Although there is no general theory about why sound symbolism should occur, a variety of scholars agree that some languages (e.g. Korean, Japanese, Gbeya, Quechua) make abundant iconic use of sounds and that much more attention is due to these phenomena (see Hinton, Nichols, and Ohala 1994). Sound symbolism has been often associated with particular linguistic families. Thus, Bantu languages are well known for their ideophones at least since Doke (1935) introduced the term to refer to a vast range of onomatopoeic words that do not fit within other known grammatical categories.29 More recently, ethnomusicologists like Steven Feld (1982) and sociocultural anthropologists like Ellen Basso (1985) have studied sound symbolism in the context of live verbal and musical performance.
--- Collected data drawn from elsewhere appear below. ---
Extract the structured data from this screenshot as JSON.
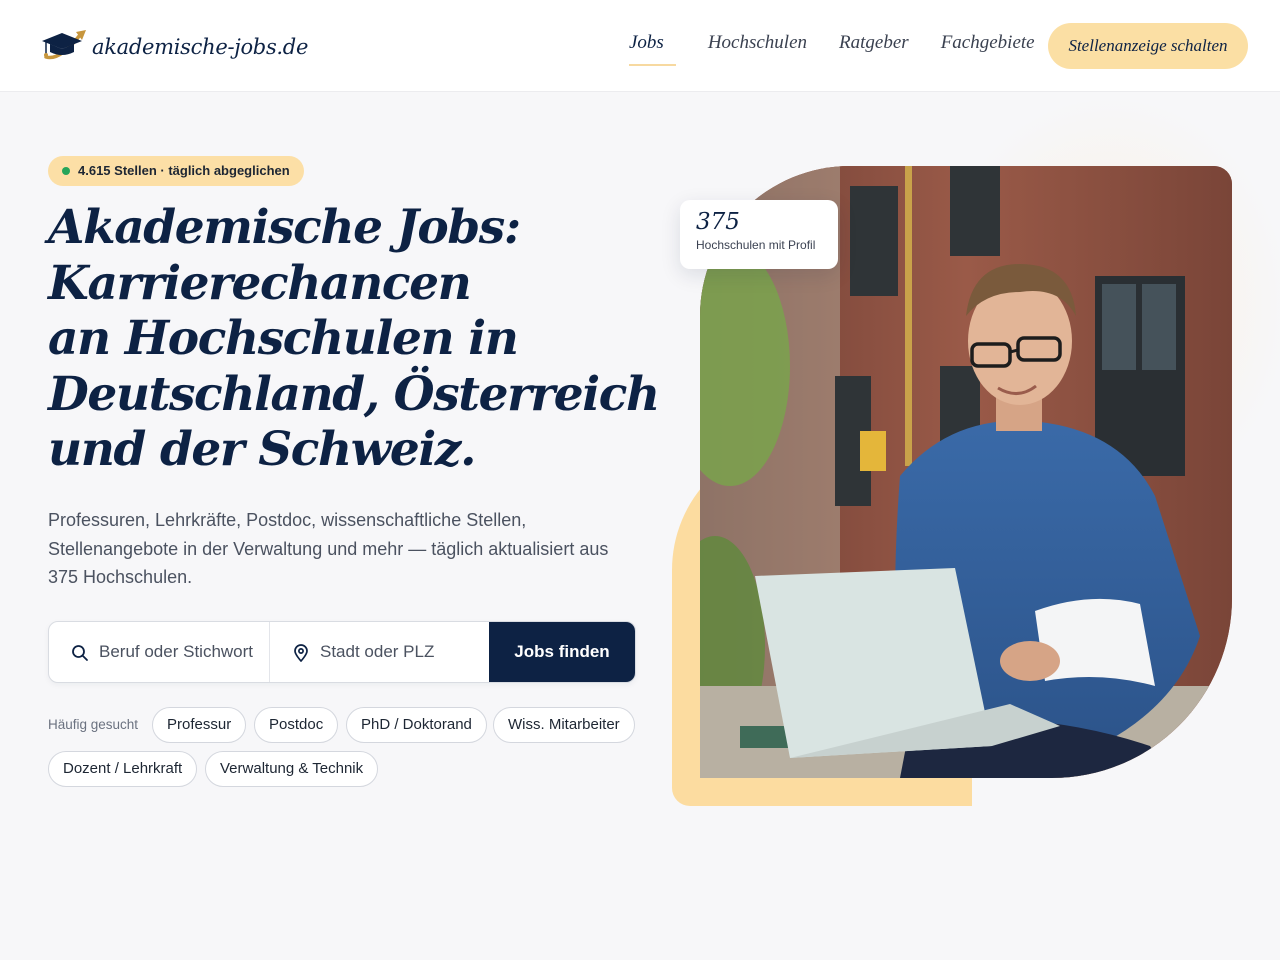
{
  "header": {
    "logo_text": "akademische-jobs.de",
    "nav": [
      {
        "label": "Jobs",
        "active": true
      },
      {
        "label": "Hochschulen",
        "active": false
      },
      {
        "label": "Ratgeber",
        "active": false
      },
      {
        "label": "Fachgebiete",
        "active": false
      }
    ],
    "cta_label": "Stellenanzeige schalten"
  },
  "hero": {
    "badge": "4.615 Stellen · täglich abgeglichen",
    "title_lines": [
      "Akademische Jobs:",
      "Karrierechancen",
      "an Hochschulen in",
      "Deutschland, Österreich",
      "und der Schweiz."
    ],
    "description": "Professuren, Lehrkräfte, Postdoc, wissenschaftliche Stellen, Stellenangebote in der Verwaltung und mehr — täglich aktualisiert aus 375 Hochschulen.",
    "search": {
      "keyword_placeholder": "Beruf oder Stichwort",
      "location_placeholder": "Stadt oder PLZ",
      "button_label": "Jobs finden"
    },
    "popular_label": "Häufig gesucht",
    "chips": [
      "Professur",
      "Postdoc",
      "PhD / Doktorand",
      "Wiss. Mitarbeiter",
      "Dozent / Lehrkraft",
      "Verwaltung & Technik"
    ],
    "stat": {
      "number": "375",
      "label": "Hochschulen mit Profil"
    }
  },
  "colors": {
    "navy": "#0d2244",
    "accent_yellow": "#fcdfa6",
    "badge_dot_green": "#25a55a",
    "background": "#f7f7f9"
  },
  "icons": [
    "graduation-cap-logo-icon",
    "search-icon",
    "location-pin-icon"
  ]
}
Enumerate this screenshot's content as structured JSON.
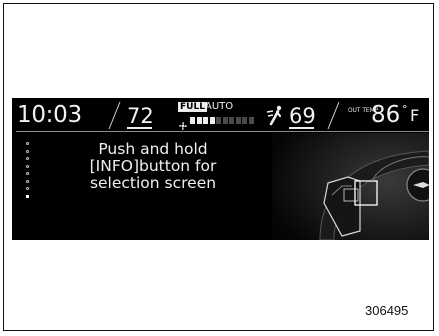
{
  "status_bar": {
    "clock": "10:03",
    "left_temp": "72",
    "fan_mode_badge": "FULL",
    "climate_mode": "AUTO",
    "fan_speed_level": 0.4,
    "right_temp": "69",
    "outside_temp_label": "OUT TEMP",
    "outside_temp_value": "86",
    "outside_temp_degree": "°",
    "outside_temp_unit": "F"
  },
  "page_indicator": {
    "count": 8,
    "active_index": 7
  },
  "message": {
    "line1": "Push and hold",
    "line2": "[INFO]button for",
    "line3": "selection screen"
  },
  "figure_number": "306495",
  "colors": {
    "display_bg": "#000000",
    "text": "#f2f2f2",
    "frame": "#111111"
  },
  "icons": [
    "fan-icon",
    "airflow-icon",
    "steering-wheel-icon"
  ]
}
By studying sound symbolism in Pastaza Quechua narratives, instead of looking at isolated words, Nuckolls (1992, 1995) has been able to argue that sound symbolic words should not be studied only as iconic signs, given that they also share features of other kinds of signs such as symbols and indexes (see below).

Peirce originally distinguished between different kinds of iconicity, including what Haiman (1980) calls “imagic” and “diagrammatic.” The examples mentioned so far are all imagic, given that the sign resembles the referent in some characteristic. Diagrammatic iconicity refers to an arrangement of signs “whose relationships to each other mirror the relationships of their referents” (Haiman 1980: 515). A classic example of this is the sequence of sentences in a narrative.

29See also Samarin (1967). On the issue of whether ideophones in Bantu and other African languages should be considered adverbs, see Moshi (1993).